Ruby on Windows - gem install ssl problems

When installing Ruby for Windows via chocolatey or using the Windows Installer chances are that you will face problems with ssl / certificate validation upon trying to install gems.

Example problem

In my case, I tried to install bundler using gem install bundler and instantly got the following error:

ERROR: Could not find a valid gem 'bundler' (>= 0), here is why:
	   Unable to download data from https://rubygems.org/ - SSL_connect returned=1 errno=0 state=SSLv3 read 
	   server certificate B: certificate verify failed (https://api.rubygems.org/specs.4.8.gz)

Initially, suspecting a problem with the openssl version installed, I ran

ruby -ropenssl -e 'p OpenSSL::OPENSSL_VERSION'
# -> "OpenSSL 1.0.1l 15 Jan 2015"

just to see that the openssl version seemed reasonably up to date. Since openssl did not appear to be the problem I started googling and found out the following:

The Problem

The problem is explained in detail on rubygems.org, but in short the trusted certificates that are used to verfiy connections to rubygems.org in order to download gems are bundled with the gem command line tool. That means, whenever the certificate on rubygems.org is updated, your gem tool can no longer verify the validity of the new certificate since it doesn’t yet know it. Consequently, you’ll need to update the gem tool to know about the most recent certificate.

Solutions

Use HTTP instead of HTTPS

This is the quickest but dirtiest solution to the problem.

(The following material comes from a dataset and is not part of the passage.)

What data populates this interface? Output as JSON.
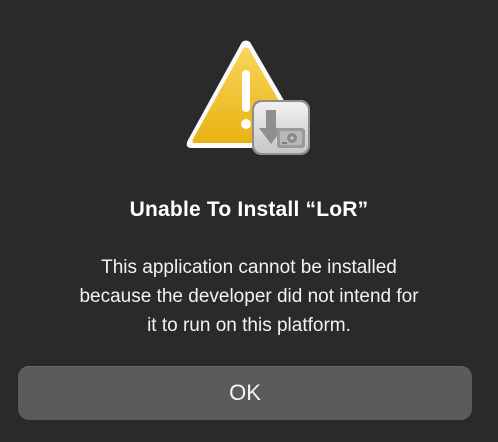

Instead of trying to access https://rubygems.org (which is the default behaviour when running gem install), we’ll instead access http://rubygems.org so no certificate validation will take place.

To override the remote source (defaulting to https://rubygems.org), use the --source command line option when installing a gem.

E.g. you can run gem install --source http://rubygems.org to bypass https.

Please note that this quick fix is absolutely not recommended, since you’re bypassing all encryption and will send and receive the data unencrypted.

Apart from being insecure the above option also induces the problem of requiring you to always explicitely tell the install command to use the non-https source.

Update your rubygems

Looking for a more permanent solution, I stumbled upon the help site on rubygems.org.

There you’ll get a detailed explanation on why the error occurs and how it can be fixed. Spoiler: You’ll have to update your local installation of rubygems. Detailed insstructions on how to perform the update are given here.

As soon as you’ve updated your gem installation, you’ll be able to use gem commands as usual.